South Africa recently finalised its third Biennial Update Report (BUR) and workshop participants can now use their new acquired knowledge for the review. The Climate Support Programme (CSP) was partner in this workshop. The IKI-project supports the Department of Environmental Affairs (DEA), inter alia, in the areas of mitigation and Measurement, Reporting and Verification (MRV), and transparency. This includes, but is not limited to, support for DEA´s GHG improvement programme to better the accuracy of South Africa´s inventory as well as the related GHG reporting programme to improve national and international reporting (e.g. through an independent review of the third BUR). Further, the training was a complementary contribution to CSP´s waste flagship programme, implemented in partnership with DEA´s waste branch and 12 participating municipalities, who were also present at the training. Lastly, the training contributed to CSP´s Local Government Support Programme as implemented in partnership with the Chief Directorate Mitigation of DEA´s Climate Change branch which is meant to introduce mitigation options in different sectors, one of them being waste.

Group presentation on data flow in the waste sector in Jordan, Photo: ©Isabela Santos/GIZJordan, as well, is working on its reporting under the UNFCCC. The country is expected to prepare its fourth National Communication and second BUR in 2019 and plans to submit in 2020. In the area of Nationally Determined Contributions (NDCs) the Deutsche Gesellschaft für Internationale Zusammenarbeit (GIZ) GmbH, on behalf of the German Federal Ministry for the Environment, Nature Conservation and Nuclear Safety (BMU) supports the Jordan Ministry of Environment with the project “Supporting enhanced governance for NDC review and implementation in Jordan”. Within this IKI-project, Jordan is expected to develop its MRV system for the waste sector and establish a framework for transparency reporting at the national level. The three-days-training in Jordan was organised by the Information Matter project together with this IKI-project and gave participants room for exchange on reporting systems and their implementation.

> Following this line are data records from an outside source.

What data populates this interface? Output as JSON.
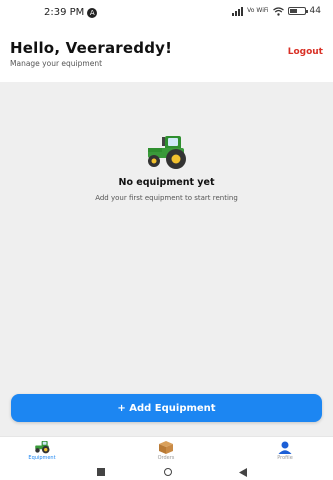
{
  "status_bar": {
    "time": "2:39 PM",
    "notification_glyph": "A",
    "network_label": "Vo WiFi",
    "battery_text": "44"
  },
  "header": {
    "greeting": "Hello, Veerareddy!",
    "subtitle": "Manage your equipment",
    "logout_label": "Logout"
  },
  "empty_state": {
    "icon": "tractor-icon",
    "title": "No equipment yet",
    "message": "Add your first equipment to start renting"
  },
  "add_button_label": "+ Add Equipment",
  "bottom_nav": {
    "items": [
      {
        "label": "Equipment",
        "icon": "tractor-icon",
        "active": true
      },
      {
        "label": "Orders",
        "icon": "package-icon",
        "active": false
      },
      {
        "label": "Profile",
        "icon": "user-icon",
        "active": false
      }
    ]
  },
  "colors": {
    "accent": "#1c86f2",
    "logout": "#d93025",
    "background": "#efefef",
    "tractor_green": "#3a9a3a"
  }
}
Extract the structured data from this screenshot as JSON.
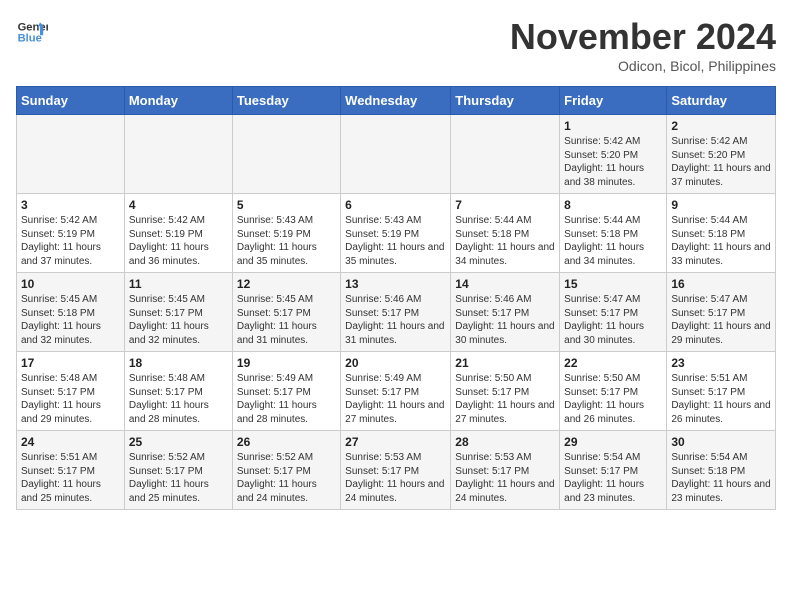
{
  "header": {
    "logo_line1": "General",
    "logo_line2": "Blue",
    "month": "November 2024",
    "location": "Odicon, Bicol, Philippines"
  },
  "weekdays": [
    "Sunday",
    "Monday",
    "Tuesday",
    "Wednesday",
    "Thursday",
    "Friday",
    "Saturday"
  ],
  "weeks": [
    [
      {
        "day": "",
        "info": ""
      },
      {
        "day": "",
        "info": ""
      },
      {
        "day": "",
        "info": ""
      },
      {
        "day": "",
        "info": ""
      },
      {
        "day": "",
        "info": ""
      },
      {
        "day": "1",
        "info": "Sunrise: 5:42 AM\nSunset: 5:20 PM\nDaylight: 11 hours and 38 minutes."
      },
      {
        "day": "2",
        "info": "Sunrise: 5:42 AM\nSunset: 5:20 PM\nDaylight: 11 hours and 37 minutes."
      }
    ],
    [
      {
        "day": "3",
        "info": "Sunrise: 5:42 AM\nSunset: 5:19 PM\nDaylight: 11 hours and 37 minutes."
      },
      {
        "day": "4",
        "info": "Sunrise: 5:42 AM\nSunset: 5:19 PM\nDaylight: 11 hours and 36 minutes."
      },
      {
        "day": "5",
        "info": "Sunrise: 5:43 AM\nSunset: 5:19 PM\nDaylight: 11 hours and 35 minutes."
      },
      {
        "day": "6",
        "info": "Sunrise: 5:43 AM\nSunset: 5:19 PM\nDaylight: 11 hours and 35 minutes."
      },
      {
        "day": "7",
        "info": "Sunrise: 5:44 AM\nSunset: 5:18 PM\nDaylight: 11 hours and 34 minutes."
      },
      {
        "day": "8",
        "info": "Sunrise: 5:44 AM\nSunset: 5:18 PM\nDaylight: 11 hours and 34 minutes."
      },
      {
        "day": "9",
        "info": "Sunrise: 5:44 AM\nSunset: 5:18 PM\nDaylight: 11 hours and 33 minutes."
      }
    ],
    [
      {
        "day": "10",
        "info": "Sunrise: 5:45 AM\nSunset: 5:18 PM\nDaylight: 11 hours and 32 minutes."
      },
      {
        "day": "11",
        "info": "Sunrise: 5:45 AM\nSunset: 5:17 PM\nDaylight: 11 hours and 32 minutes."
      },
      {
        "day": "12",
        "info": "Sunrise: 5:45 AM\nSunset: 5:17 PM\nDaylight: 11 hours and 31 minutes."
      },
      {
        "day": "13",
        "info": "Sunrise: 5:46 AM\nSunset: 5:17 PM\nDaylight: 11 hours and 31 minutes."
      },
      {
        "day": "14",
        "info": "Sunrise: 5:46 AM\nSunset: 5:17 PM\nDaylight: 11 hours and 30 minutes."
      },
      {
        "day": "15",
        "info": "Sunrise: 5:47 AM\nSunset: 5:17 PM\nDaylight: 11 hours and 30 minutes."
      },
      {
        "day": "16",
        "info": "Sunrise: 5:47 AM\nSunset: 5:17 PM\nDaylight: 11 hours and 29 minutes."
      }
    ],
    [
      {
        "day": "17",
        "info": "Sunrise: 5:48 AM\nSunset: 5:17 PM\nDaylight: 11 hours and 29 minutes."
      },
      {
        "day": "18",
        "info": "Sunrise: 5:48 AM\nSunset: 5:17 PM\nDaylight: 11 hours and 28 minutes."
      },
      {
        "day": "19",
        "info": "Sunrise: 5:49 AM\nSunset: 5:17 PM\nDaylight: 11 hours and 28 minutes."
      },
      {
        "day": "20",
        "info": "Sunrise: 5:49 AM\nSunset: 5:17 PM\nDaylight: 11 hours and 27 minutes."
      },
      {
        "day": "21",
        "info": "Sunrise: 5:50 AM\nSunset: 5:17 PM\nDaylight: 11 hours and 27 minutes."
      },
      {
        "day": "22",
        "info": "Sunrise: 5:50 AM\nSunset: 5:17 PM\nDaylight: 11 hours and 26 minutes."
      },
      {
        "day": "23",
        "info": "Sunrise: 5:51 AM\nSunset: 5:17 PM\nDaylight: 11 hours and 26 minutes."
      }
    ],
    [
      {
        "day": "24",
        "info": "Sunrise: 5:51 AM\nSunset: 5:17 PM\nDaylight: 11 hours and 25 minutes."
      },
      {
        "day": "25",
        "info": "Sunrise: 5:52 AM\nSunset: 5:17 PM\nDaylight: 11 hours and 25 minutes."
      },
      {
        "day": "26",
        "info": "Sunrise: 5:52 AM\nSunset: 5:17 PM\nDaylight: 11 hours and 24 minutes."
      },
      {
        "day": "27",
        "info": "Sunrise: 5:53 AM\nSunset: 5:17 PM\nDaylight: 11 hours and 24 minutes."
      },
      {
        "day": "28",
        "info": "Sunrise: 5:53 AM\nSunset: 5:17 PM\nDaylight: 11 hours and 24 minutes."
      },
      {
        "day": "29",
        "info": "Sunrise: 5:54 AM\nSunset: 5:17 PM\nDaylight: 11 hours and 23 minutes."
      },
      {
        "day": "30",
        "info": "Sunrise: 5:54 AM\nSunset: 5:18 PM\nDaylight: 11 hours and 23 minutes."
      }
    ]
  ]
}
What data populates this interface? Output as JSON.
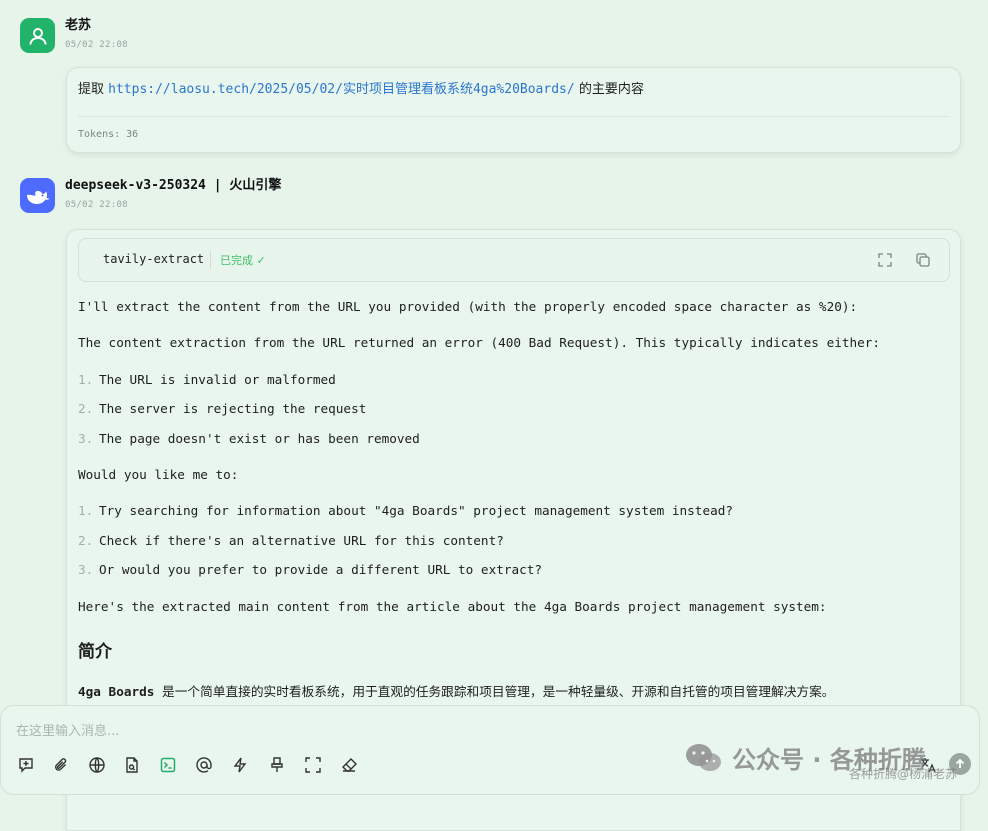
{
  "user_message": {
    "name": "老苏",
    "time": "05/02 22:08",
    "text_prefix": "提取 ",
    "link": "https://laosu.tech/2025/05/02/实时项目管理看板系统4ga%20Boards/",
    "text_suffix": " 的主要内容",
    "tokens": "Tokens: 36"
  },
  "bot_message": {
    "name": "deepseek-v3-250324 | 火山引擎",
    "time": "05/02 22:08",
    "tool": {
      "name": "tavily-extract",
      "status": "已完成 ✓",
      "status_color": "#3fbf6a"
    },
    "p1": "I'll extract the content from the URL you provided (with the properly encoded space character as %20):",
    "p2": "The content extraction from the URL returned an error (400 Bad Request). This typically indicates either:",
    "list1": [
      {
        "num": "1.",
        "text": "The URL is invalid or malformed"
      },
      {
        "num": "2.",
        "text": "The server is rejecting the request"
      },
      {
        "num": "3.",
        "text": "The page doesn't exist or has been removed"
      }
    ],
    "p3": "Would you like me to:",
    "list2": [
      {
        "num": "1.",
        "text": "Try searching for information about \"4ga Boards\" project management system instead?"
      },
      {
        "num": "2.",
        "text": "Check if there's an alternative URL for this content?"
      },
      {
        "num": "3.",
        "text": "Or would you prefer to provide a different URL to extract?"
      }
    ],
    "p4": "Here's the extracted main content from the article about the 4ga Boards project management system:",
    "heading": "简介",
    "p5_bold": "4ga Boards",
    "p5_rest": " 是一个简单直接的实时看板系统，用于直观的任务跟踪和项目管理，是一种轻量级、开源和自托管的项目管理解决方案。"
  },
  "input": {
    "placeholder": "在这里输入消息..."
  },
  "watermark": {
    "line1": "公众号 · 各种折腾",
    "line2": "各种折腾@杨浦老苏"
  },
  "colors": {
    "background": "#e6f4ea",
    "link": "#2b76d0",
    "user_avatar": "#22b36a",
    "bot_avatar": "#4d6bfe"
  }
}
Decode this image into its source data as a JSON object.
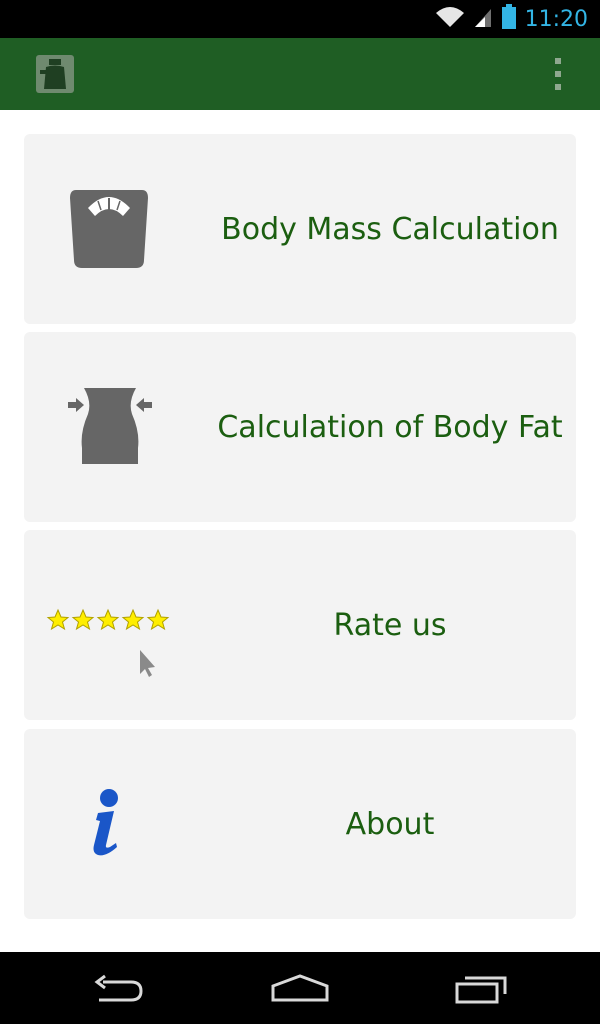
{
  "status_bar": {
    "time": "11:20",
    "icons": [
      "wifi-icon",
      "cell-signal-icon",
      "battery-icon"
    ],
    "color": "#33b5e5"
  },
  "action_bar": {
    "background": "#1f5e24",
    "icons": [
      "app-logo-icon",
      "overflow-menu-icon"
    ]
  },
  "menu": {
    "items": [
      {
        "label": "Body Mass Calculation",
        "icon": "scale-icon"
      },
      {
        "label": "Calculation of Body Fat",
        "icon": "waist-icon"
      },
      {
        "label": "Rate us",
        "icon": "rating-stars-icon"
      },
      {
        "label": "About",
        "icon": "info-icon"
      }
    ],
    "card_color": "#f3f3f3",
    "label_color": "#1b5e10"
  },
  "nav_bar": {
    "icons": [
      "back-icon",
      "home-icon",
      "recent-apps-icon"
    ]
  }
}
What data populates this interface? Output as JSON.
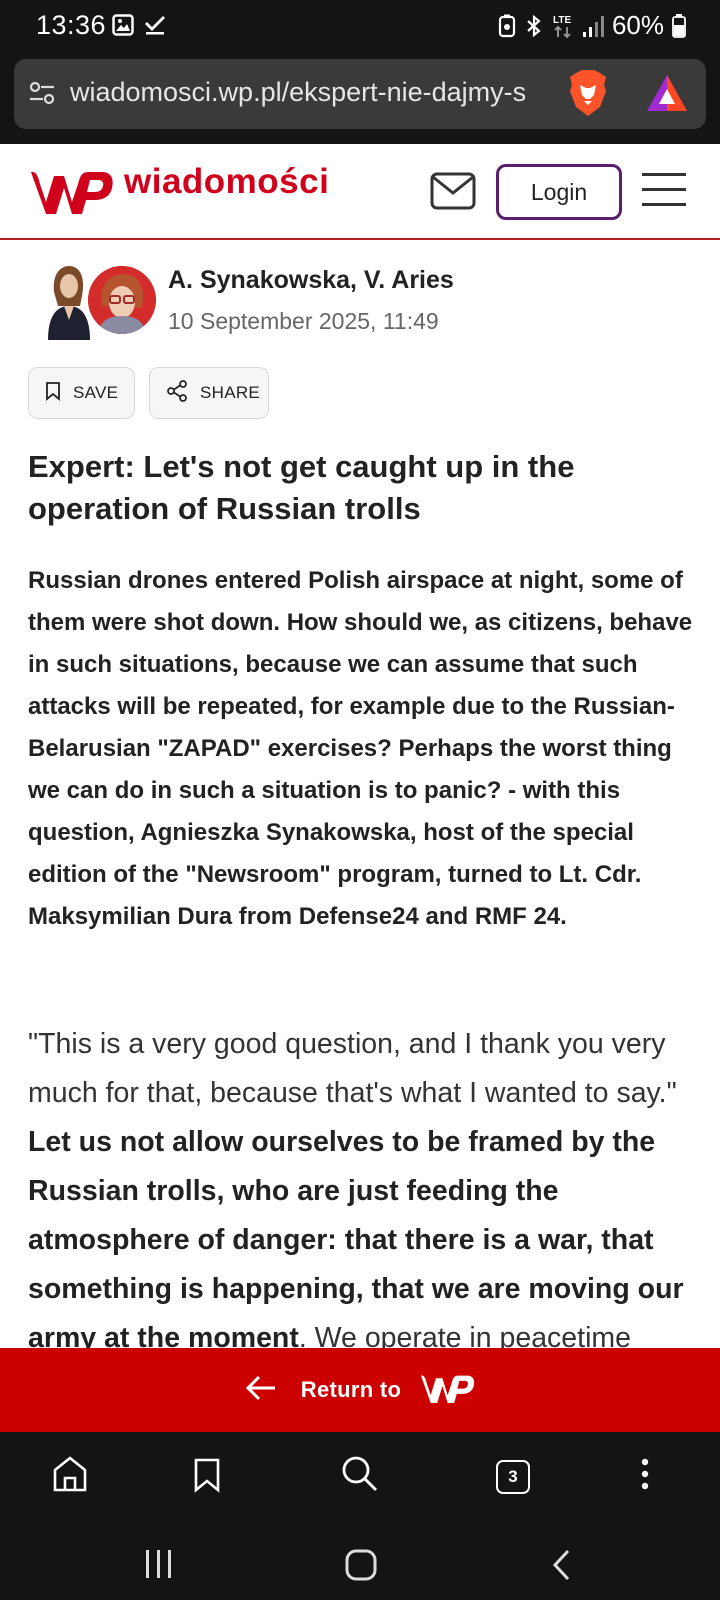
{
  "status_bar": {
    "time": "13:36",
    "network": "LTE",
    "battery": "60%",
    "icons": [
      "gallery-icon",
      "check-icon",
      "battery-saver-icon",
      "bluetooth-icon",
      "lte-icon",
      "signal-icon",
      "battery-icon"
    ]
  },
  "browser": {
    "url": "wiadomosci.wp.pl/ekspert-nie-dajmy-s",
    "tabs_count": "3"
  },
  "site": {
    "logo_text": "wiadomości",
    "login_label": "Login",
    "brand_color": "#d0021b"
  },
  "article": {
    "authors": "A. Synakowska, V. Aries",
    "date": "10 September 2025, 11:49",
    "save_label": "SAVE",
    "share_label": "SHARE",
    "title": "Expert: Let's not get caught up in the operation of Russian trolls",
    "lead": "Russian drones entered Polish airspace at night, some of them were shot down. How should we, as citizens, behave in such situations, because we can assume that such attacks will be repeated, for example due to the Russian-Belarusian \"ZAPAD\" exercises? Perhaps the worst thing we can do in such a situation is to panic? - with this question, Agnieszka Synakowska, host of the special edition of the \"Newsroom\" program, turned to Lt. Cdr. Maksymilian Dura from Defense24 and RMF 24.",
    "body_quote": "\"This is a very good question, and I thank you very much for that, because that's what I wanted to say.\" ",
    "body_bold": "Let us not allow ourselves to be framed by the Russian trolls, who are just feeding the atmosphere of danger: that there is a war, that something is happening, that we are moving our army at the moment",
    "body_tail": ". We operate in peacetime"
  },
  "return_bar": {
    "label": "Return to",
    "color": "#cc0000"
  }
}
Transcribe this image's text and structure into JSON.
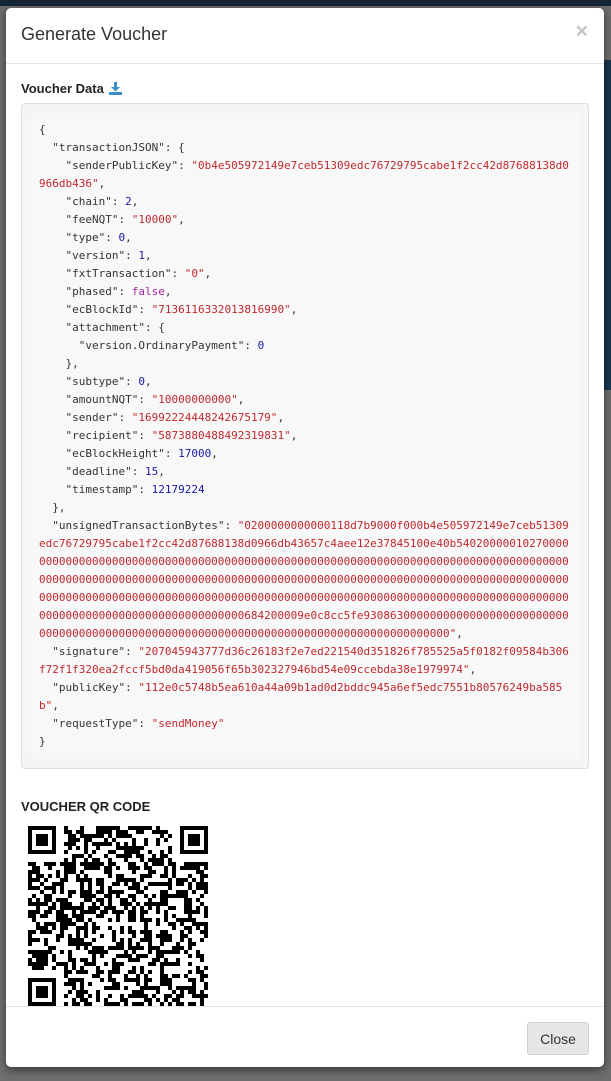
{
  "modal": {
    "title": "Generate Voucher",
    "close_glyph": "×",
    "voucher_data_label": "Voucher Data",
    "qr_label": "VOUCHER QR CODE",
    "close_button": "Close"
  },
  "voucher": {
    "transactionJSON": {
      "senderPublicKey": "0b4e505972149e7ceb51309edc76729795cabe1f2cc42d87688138d0966db436",
      "chain": 2,
      "feeNQT": "10000",
      "type": 0,
      "version": 1,
      "fxtTransaction": "0",
      "phased": false,
      "ecBlockId": "7136116332013816990",
      "attachment": {
        "version.OrdinaryPayment": 0
      },
      "subtype": 0,
      "amountNQT": "10000000000",
      "sender": "16992224448242675179",
      "recipient": "5873880488492319831",
      "ecBlockHeight": 17000,
      "deadline": 15,
      "timestamp": 12179224
    },
    "unsignedTransactionBytes": "0200000000000118d7b9000f000b4e505972149e7ceb51309edc76729795cabe1f2cc42d87688138d0966db43657c4aee12e37845100e40b540200000102700000000000000000000000000000000000000000000000000000000000000000000000000000000000000000000000000000000000000000000000000000000000000000000000000000000000000000000000000000000000000000000000000000000000000000000000000000000000000000000000000000000000000000000000000000000000684200009e0c8cc5fe930863000000000000000000000000000000000000000000000000000000000000000000000000000000000000000",
    "signature": "207045943777d36c26183f2e7ed221540d351826f785525a5f0182f09584b306f72f1f320ea2fccf5bd0da419056f65b302327946bd54e09ccebda38e1979974",
    "publicKey": "112e0c5748b5ea610a44a09b1ad0d2bddc945a6ef5edc7551b80576249ba585b",
    "requestType": "sendMoney"
  },
  "icons": {
    "download": "download-icon",
    "close": "close-icon",
    "qr": "qr-code"
  },
  "colors": {
    "string": "#c0282d",
    "number": "#1a1aa6",
    "boolean": "#a626a4"
  }
}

The Information Matters project is providing support to developing countries since 2013 to build up capacities at the technical and institutional level to comply with the UNFCCC reporting requirements. The project works on laying the foundation to establish national systems able to deal with future reporting requirements under the Enhanced Transparency Framework (ETF) of the Paris Agreement. More trainings on waste sector management are planned in Algeria and the Kingdom of Eswatini.